The Covid-19 pandemic, since the beginning of 2020, has spread throughout the planet which has resulted in radical changes and transformations of unpredictable scope in all areas of social, political, and economic life. From a health perspective, the challenges that are imposed are gigantic and extremely complex, both in relation to the etiological factors of the disease, as well as in the strategies to combat contagion and immunization. The development of vaccines, the definition, and compliance with their respective application protocols are presented as a problem of the first order worldwide, involving a multitude of political, economic, social, and ethical issues. In this context, the field of human health sciences and medical humanities, which had already been playing an increasingly important role in interdisciplinary health studies in the last two decades, is now emerging as an indispensable and strategic resource for the production of knowledge and thought-provocation.

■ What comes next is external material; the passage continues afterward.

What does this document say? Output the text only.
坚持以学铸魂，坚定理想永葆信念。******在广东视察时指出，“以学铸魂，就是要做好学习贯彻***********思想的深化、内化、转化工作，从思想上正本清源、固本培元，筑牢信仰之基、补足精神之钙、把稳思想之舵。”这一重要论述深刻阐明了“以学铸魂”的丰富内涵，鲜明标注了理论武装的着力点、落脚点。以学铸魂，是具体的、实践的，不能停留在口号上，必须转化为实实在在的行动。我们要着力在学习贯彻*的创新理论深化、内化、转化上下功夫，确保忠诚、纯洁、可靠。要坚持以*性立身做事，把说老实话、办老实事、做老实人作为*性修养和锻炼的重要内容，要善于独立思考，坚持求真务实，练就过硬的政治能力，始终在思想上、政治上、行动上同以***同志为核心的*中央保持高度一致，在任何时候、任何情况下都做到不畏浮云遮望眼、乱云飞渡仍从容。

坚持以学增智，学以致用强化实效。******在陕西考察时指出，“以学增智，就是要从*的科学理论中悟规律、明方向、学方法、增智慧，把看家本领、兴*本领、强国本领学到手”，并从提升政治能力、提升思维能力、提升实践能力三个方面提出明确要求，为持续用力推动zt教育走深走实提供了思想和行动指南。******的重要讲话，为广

Faced with this complex and challenging scenario of pandemics and mass vaccinations, what role can and should the human sciences and, especially, the humanities play? What are the most relevant studies that are being conducted in this area and how their inferences can affect the definition or redefinition of new protocols or even public policies, involving not only the field of public or collective health but also areas such as mental health, quality of life and others?
On the contrary, it is also necessary to ask to what extent this entire pandemic context has been affecting research in the field of medical humanities and what all these challenges have been determining in the redefinition of thematic, theoretical, and methodological approaches in the different perspectives of knowledge about health.